While other groups have advocated for these changes, it’s hard to argue that Ordain Women isn’t making an impact.  The LDS Church is making baby steps in equality for women.  I’m not a member of Ordain Women, but I think they’re moving the conversation in the right direction.

As we look back at what happened in 1969, I fear that President Monson is acting like President McKay, President Packer is like President Lee, and President Uchtdorf seems like President Brown.  It may take a few prophets down the road to get female ordination.  I just hope that the brethren have someone like Kimball among current Quorum of the Twelve.  I eagerly look forward to either Official Declaration 3, or Section 139.  But I don’t have hope that Elder Oaks is the next President Kimball.  I’d probably put him in the Mark E. Peterson category.

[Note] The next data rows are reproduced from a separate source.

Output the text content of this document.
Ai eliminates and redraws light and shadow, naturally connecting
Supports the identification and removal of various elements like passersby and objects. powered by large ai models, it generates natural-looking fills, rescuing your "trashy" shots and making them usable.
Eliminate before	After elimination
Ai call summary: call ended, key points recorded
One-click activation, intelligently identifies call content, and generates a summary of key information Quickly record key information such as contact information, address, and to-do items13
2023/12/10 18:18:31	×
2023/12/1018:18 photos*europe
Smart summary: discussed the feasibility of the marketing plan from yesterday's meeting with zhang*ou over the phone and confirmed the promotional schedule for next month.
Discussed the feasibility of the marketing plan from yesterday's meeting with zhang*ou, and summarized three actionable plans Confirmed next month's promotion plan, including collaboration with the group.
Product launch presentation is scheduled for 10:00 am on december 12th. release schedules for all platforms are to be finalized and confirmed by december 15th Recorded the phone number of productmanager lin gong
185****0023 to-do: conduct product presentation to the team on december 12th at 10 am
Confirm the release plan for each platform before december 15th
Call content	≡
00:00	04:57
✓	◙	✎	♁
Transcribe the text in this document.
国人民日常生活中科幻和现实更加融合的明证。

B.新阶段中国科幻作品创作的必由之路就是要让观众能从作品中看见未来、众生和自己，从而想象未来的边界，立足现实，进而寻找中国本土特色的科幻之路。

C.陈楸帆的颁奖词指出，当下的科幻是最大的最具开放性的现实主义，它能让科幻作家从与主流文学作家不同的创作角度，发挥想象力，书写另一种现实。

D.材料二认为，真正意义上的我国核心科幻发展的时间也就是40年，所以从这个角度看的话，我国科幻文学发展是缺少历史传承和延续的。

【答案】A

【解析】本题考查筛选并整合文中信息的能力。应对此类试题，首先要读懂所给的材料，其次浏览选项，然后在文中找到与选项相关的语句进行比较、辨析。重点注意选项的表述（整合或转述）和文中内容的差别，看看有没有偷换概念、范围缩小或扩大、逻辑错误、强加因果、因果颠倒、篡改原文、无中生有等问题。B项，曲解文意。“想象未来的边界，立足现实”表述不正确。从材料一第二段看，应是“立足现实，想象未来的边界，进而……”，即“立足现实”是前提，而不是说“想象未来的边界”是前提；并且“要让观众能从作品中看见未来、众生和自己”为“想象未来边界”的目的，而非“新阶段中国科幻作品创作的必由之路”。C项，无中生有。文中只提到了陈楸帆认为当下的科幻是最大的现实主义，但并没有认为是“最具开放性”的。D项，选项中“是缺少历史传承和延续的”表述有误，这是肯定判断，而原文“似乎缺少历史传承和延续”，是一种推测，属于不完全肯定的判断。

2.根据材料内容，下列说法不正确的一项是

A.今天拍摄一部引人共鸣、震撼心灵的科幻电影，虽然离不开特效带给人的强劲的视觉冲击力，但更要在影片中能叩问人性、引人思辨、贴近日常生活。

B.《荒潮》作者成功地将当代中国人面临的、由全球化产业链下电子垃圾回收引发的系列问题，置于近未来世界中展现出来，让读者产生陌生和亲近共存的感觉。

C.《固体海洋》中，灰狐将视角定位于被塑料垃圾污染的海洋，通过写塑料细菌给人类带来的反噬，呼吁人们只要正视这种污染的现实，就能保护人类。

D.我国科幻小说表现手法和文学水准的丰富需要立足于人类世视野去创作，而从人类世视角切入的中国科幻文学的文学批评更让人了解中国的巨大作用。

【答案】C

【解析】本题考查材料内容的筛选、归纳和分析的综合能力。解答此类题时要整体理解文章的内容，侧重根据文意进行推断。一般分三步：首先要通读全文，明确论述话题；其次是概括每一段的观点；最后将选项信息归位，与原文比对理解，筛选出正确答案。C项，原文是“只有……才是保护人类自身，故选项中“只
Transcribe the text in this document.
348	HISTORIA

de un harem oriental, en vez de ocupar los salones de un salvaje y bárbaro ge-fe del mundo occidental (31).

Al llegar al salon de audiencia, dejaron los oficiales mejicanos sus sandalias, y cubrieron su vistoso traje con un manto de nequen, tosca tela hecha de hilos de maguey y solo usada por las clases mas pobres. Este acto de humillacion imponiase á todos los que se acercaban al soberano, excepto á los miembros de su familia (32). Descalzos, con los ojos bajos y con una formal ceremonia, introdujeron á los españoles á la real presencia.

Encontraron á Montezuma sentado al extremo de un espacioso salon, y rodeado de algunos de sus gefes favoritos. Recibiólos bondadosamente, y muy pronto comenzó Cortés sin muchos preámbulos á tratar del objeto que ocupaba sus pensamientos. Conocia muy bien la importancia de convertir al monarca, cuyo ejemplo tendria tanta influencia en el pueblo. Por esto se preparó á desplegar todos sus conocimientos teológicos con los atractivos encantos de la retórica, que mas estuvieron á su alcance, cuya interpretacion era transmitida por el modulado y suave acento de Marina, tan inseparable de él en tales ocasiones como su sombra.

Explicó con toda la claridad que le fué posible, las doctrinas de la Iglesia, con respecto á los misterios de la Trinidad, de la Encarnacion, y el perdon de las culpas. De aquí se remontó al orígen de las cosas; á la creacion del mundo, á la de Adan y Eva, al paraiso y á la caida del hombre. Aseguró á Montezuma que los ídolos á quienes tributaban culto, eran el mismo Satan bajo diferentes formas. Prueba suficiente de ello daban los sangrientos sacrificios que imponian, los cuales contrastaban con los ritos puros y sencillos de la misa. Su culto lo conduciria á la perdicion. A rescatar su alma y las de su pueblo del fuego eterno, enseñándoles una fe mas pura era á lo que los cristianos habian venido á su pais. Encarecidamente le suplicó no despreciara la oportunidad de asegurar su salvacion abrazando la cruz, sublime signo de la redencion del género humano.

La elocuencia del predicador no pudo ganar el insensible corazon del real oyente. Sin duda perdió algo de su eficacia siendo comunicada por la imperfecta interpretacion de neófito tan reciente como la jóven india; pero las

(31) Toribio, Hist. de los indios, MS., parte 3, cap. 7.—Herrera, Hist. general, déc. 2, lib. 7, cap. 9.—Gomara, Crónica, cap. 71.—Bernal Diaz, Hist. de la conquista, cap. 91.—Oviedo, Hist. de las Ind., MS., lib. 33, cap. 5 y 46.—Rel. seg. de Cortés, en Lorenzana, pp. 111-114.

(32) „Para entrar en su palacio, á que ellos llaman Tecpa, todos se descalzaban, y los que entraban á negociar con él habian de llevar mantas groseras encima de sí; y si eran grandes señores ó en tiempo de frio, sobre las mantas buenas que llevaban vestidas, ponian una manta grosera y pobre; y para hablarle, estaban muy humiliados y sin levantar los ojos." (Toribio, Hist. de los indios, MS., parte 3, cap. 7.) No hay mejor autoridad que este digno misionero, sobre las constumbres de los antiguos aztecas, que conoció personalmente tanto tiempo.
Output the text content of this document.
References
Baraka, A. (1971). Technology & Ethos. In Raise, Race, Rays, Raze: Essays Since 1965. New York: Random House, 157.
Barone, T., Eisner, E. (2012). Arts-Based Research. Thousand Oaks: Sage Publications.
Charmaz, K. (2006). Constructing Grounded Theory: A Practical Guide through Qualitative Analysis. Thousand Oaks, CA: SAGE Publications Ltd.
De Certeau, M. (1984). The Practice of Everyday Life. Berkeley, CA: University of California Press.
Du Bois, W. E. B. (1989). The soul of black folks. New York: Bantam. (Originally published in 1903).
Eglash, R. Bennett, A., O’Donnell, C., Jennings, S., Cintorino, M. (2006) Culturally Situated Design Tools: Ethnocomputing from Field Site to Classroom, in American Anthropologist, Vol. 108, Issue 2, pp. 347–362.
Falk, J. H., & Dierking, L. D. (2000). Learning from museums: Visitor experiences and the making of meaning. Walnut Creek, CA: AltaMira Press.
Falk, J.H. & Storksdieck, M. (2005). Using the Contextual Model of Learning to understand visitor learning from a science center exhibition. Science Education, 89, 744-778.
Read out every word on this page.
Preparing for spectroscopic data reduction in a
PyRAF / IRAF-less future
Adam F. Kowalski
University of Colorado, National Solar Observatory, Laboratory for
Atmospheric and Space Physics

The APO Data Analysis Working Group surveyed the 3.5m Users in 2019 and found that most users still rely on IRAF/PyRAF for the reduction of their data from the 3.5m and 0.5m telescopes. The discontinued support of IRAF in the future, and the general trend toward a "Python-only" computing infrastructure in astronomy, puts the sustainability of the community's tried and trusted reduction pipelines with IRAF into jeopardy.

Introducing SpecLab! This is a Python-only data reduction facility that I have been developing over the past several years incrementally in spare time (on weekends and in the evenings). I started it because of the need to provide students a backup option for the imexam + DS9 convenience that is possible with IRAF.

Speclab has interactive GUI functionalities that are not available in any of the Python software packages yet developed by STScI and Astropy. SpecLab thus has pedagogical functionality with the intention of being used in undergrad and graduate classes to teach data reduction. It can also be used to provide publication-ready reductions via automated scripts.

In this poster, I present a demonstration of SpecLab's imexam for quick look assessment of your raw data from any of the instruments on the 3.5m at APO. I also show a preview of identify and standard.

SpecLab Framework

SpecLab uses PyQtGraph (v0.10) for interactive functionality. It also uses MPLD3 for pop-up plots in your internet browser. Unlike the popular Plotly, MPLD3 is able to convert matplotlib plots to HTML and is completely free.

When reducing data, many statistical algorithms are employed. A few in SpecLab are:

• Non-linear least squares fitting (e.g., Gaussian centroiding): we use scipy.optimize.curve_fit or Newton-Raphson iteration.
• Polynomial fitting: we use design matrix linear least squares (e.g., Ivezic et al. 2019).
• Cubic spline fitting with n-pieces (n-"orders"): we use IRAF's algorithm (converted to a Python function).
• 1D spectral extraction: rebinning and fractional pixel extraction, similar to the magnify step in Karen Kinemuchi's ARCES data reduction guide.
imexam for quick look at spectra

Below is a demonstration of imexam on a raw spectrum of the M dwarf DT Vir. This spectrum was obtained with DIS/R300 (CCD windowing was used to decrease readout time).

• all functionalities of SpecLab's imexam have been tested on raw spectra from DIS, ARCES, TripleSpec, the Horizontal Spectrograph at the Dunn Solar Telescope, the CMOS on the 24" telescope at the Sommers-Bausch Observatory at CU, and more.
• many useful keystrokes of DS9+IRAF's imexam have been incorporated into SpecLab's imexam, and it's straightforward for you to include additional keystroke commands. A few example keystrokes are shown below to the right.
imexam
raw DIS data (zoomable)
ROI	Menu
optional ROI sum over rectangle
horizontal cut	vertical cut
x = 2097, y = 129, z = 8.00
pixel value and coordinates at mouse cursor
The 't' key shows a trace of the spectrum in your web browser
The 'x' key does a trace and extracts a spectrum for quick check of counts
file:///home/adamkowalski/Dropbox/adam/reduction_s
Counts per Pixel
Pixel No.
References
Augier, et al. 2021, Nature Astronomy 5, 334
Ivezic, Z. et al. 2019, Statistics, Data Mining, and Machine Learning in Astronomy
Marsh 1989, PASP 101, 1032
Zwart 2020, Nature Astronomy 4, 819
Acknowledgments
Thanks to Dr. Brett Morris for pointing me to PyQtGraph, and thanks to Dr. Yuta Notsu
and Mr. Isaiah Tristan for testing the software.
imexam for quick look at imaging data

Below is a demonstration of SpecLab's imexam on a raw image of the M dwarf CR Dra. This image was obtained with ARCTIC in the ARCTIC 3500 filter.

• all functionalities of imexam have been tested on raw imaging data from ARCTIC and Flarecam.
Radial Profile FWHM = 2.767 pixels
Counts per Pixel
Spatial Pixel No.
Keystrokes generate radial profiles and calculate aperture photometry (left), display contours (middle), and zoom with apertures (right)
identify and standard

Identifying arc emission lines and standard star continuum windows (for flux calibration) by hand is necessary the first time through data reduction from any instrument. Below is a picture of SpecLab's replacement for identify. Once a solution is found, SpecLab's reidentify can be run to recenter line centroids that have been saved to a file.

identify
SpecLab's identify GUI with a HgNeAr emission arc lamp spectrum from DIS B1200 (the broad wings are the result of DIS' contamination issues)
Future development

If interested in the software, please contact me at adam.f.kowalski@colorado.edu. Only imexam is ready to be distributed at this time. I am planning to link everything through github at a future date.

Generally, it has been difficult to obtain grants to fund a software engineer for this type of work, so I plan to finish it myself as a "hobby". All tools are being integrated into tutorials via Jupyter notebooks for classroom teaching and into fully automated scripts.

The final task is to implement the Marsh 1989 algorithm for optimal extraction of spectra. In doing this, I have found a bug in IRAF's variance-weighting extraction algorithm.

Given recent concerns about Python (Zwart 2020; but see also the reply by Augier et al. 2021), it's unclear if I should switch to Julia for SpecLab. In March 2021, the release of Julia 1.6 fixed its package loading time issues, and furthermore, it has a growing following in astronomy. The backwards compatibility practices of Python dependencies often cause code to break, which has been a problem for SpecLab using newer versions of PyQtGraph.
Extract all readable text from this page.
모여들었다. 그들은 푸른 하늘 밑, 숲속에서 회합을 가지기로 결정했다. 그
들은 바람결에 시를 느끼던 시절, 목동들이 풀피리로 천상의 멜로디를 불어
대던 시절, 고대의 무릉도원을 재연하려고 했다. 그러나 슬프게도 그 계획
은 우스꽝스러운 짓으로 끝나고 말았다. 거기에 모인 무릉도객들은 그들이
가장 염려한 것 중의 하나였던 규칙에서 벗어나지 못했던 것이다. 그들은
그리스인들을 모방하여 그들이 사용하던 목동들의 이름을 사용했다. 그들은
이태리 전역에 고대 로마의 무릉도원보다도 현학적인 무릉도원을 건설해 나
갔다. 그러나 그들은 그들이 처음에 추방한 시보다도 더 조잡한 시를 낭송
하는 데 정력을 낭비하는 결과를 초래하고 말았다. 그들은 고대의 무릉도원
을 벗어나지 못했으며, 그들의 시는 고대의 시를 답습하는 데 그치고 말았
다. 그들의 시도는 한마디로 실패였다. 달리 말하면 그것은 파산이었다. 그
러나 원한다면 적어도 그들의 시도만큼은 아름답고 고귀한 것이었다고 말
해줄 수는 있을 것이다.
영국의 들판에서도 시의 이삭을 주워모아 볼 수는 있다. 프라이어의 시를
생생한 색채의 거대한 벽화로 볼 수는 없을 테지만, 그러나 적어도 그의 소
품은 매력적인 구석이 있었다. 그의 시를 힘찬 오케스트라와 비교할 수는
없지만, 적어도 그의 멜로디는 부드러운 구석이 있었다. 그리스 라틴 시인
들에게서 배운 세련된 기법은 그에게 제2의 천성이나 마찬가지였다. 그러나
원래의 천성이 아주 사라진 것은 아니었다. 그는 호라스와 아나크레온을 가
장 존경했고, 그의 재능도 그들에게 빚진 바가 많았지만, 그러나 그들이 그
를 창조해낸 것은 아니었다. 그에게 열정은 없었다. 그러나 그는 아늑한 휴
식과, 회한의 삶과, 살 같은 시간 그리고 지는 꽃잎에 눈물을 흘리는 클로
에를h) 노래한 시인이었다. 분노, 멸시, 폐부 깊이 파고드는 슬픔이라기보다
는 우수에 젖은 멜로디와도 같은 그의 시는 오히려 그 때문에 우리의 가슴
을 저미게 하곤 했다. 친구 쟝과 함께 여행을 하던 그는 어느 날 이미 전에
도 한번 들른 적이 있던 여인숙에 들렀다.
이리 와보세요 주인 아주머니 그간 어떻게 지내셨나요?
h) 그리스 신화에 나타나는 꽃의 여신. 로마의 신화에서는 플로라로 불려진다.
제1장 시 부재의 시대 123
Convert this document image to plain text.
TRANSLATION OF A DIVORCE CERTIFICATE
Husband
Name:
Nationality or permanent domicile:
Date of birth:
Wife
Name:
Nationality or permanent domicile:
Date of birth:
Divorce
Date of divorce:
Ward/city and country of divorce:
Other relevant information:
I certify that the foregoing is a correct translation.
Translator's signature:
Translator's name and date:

One last thought:  In a Radio West interview a few months ago, Russell Stevenson (who also blogs at Rational Faiths) blamed church members as much as church leaders for the black ban.  He reasoned that church members wanted the ban.  It wasn’t removed until enough church members wanted the ban removed.  Well, count me as one of the church members who want the female ban removed.  I hope we can help inspire our leaders to ask if the time is now right to seek revelation on the issue.